Role of 123-Iobenguane Myocardial Scintigraphy in Predicting Short Term Left Ventricular Functional Recovery and Indication to ICD Implantation after Coronary Revascularization: A Work Hypothesis

2015 
AIM: 123I-Iobenguane myocardial scintigraphy (MIBG), which identifies sympathetic nervous system dysfunction, has been shown to be an effective predictor of sudden cardiac mortality in patient with congestive heart failure (CHF) and could be a useful instrument to early identify adverse clinical events. Methods: patients with CHF, a New York Heart Association classification (NYHA) of II or III and a left ventricular ejection fraction (LVEF) ≤ 35% were eligible for cardiac defibrillator (ICD) placement under current LVEF-based criteria in the guidelines. All patients listed for ICD underwent a MIBG before the implantation, in order to assess the prognostic value of an early cardiac MIBG to predict appropriate ICD indication.
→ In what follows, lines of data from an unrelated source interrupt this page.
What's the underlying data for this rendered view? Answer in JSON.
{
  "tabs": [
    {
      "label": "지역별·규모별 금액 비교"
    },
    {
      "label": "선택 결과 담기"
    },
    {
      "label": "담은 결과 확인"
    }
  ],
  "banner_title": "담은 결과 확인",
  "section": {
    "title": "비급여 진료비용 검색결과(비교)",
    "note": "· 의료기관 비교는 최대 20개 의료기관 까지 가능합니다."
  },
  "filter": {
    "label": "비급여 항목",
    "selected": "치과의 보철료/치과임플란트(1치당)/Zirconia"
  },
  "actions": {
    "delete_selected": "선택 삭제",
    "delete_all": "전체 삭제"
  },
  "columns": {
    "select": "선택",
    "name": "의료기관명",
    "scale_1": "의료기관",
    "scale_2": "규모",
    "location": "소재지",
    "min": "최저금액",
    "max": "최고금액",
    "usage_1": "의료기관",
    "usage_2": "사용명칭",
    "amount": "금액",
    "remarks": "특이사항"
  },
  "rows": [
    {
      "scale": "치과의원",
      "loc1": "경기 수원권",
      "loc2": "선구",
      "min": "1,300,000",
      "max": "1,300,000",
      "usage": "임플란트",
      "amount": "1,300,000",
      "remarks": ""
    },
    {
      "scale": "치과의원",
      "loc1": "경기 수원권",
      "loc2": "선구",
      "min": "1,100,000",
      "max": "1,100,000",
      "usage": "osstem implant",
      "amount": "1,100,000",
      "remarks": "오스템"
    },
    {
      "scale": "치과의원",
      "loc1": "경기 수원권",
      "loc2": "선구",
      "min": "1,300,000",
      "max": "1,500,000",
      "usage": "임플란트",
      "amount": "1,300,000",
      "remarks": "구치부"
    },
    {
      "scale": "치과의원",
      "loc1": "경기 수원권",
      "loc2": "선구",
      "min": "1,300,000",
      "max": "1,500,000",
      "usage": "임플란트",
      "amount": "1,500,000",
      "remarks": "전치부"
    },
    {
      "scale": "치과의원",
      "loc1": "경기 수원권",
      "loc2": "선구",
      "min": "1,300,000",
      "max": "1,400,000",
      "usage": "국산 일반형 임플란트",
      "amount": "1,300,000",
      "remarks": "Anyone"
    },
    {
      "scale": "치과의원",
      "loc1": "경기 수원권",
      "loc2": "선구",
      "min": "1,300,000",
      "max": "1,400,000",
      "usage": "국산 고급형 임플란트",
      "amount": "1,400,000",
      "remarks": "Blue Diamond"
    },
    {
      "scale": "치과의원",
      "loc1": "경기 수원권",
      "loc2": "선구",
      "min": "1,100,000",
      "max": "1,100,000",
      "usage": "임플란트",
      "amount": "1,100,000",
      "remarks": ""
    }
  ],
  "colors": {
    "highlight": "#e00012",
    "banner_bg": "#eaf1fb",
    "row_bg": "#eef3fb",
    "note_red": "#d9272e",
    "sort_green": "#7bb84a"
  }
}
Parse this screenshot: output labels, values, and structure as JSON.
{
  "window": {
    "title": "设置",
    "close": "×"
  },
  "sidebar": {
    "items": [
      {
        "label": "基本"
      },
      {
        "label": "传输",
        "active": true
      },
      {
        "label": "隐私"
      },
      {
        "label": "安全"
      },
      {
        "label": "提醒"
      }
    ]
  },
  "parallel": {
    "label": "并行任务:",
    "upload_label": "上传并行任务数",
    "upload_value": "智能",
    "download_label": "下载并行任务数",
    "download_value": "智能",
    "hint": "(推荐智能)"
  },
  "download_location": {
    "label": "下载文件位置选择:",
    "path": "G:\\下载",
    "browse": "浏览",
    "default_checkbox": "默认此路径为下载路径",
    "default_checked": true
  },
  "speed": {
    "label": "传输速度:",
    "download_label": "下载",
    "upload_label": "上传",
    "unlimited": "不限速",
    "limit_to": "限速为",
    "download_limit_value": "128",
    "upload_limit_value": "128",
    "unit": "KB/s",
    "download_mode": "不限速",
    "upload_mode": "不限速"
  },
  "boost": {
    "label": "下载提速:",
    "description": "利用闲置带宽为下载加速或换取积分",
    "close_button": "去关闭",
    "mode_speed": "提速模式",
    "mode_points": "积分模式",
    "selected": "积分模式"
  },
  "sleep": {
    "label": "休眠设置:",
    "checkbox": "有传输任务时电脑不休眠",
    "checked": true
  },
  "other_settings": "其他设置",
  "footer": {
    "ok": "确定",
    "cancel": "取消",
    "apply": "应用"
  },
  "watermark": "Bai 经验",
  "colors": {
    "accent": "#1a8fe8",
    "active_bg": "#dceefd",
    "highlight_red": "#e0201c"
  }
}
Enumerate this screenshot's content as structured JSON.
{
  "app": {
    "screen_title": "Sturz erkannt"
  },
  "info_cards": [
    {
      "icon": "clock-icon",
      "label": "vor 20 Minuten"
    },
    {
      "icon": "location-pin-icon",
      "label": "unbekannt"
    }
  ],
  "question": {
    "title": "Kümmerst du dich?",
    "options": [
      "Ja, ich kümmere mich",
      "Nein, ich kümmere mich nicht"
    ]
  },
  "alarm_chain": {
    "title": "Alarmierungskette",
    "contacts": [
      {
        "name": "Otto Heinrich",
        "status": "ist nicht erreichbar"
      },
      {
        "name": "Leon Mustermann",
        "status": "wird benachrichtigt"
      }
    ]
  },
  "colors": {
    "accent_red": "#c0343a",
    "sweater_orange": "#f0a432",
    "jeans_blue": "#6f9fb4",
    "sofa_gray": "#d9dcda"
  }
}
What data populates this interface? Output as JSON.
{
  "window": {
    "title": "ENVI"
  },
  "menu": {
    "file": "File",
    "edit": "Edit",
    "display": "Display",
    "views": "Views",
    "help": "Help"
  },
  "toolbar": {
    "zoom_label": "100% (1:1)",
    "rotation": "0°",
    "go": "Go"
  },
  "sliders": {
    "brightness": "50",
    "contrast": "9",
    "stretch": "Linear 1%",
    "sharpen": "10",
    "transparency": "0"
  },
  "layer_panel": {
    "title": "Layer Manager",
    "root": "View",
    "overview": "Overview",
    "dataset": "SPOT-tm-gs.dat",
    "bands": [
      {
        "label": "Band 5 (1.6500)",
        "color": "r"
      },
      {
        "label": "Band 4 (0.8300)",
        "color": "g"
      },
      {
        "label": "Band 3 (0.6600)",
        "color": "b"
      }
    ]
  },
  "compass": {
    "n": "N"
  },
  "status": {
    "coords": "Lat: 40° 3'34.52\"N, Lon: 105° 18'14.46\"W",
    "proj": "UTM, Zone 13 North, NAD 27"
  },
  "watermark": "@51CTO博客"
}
Results: 11 patients (100% males; age 65.1±8.9 years) with mean LVEF 29.1±4.9% entered the study. All patients had a coronary artery disease (CAD) treated by coronary artery bypass graft (CABG) in six cases, by a percutaneous coronary angioplasty (PTCA) in seven and both procedures in two patients. In all subjects the heart/mediastinum (H/M) ratio was calculated 35%. An ICD was implanted in six patients (54.5%). The sensitivity, specificity, postive and negative predictive value of an H/M ratio ≤ 1.25 at MIBG was calculated in 75%, 75%; 85,7%, 60%. Conclusion: MIBG might be a promising method for excluding a 3-month left ventricular functional recovery.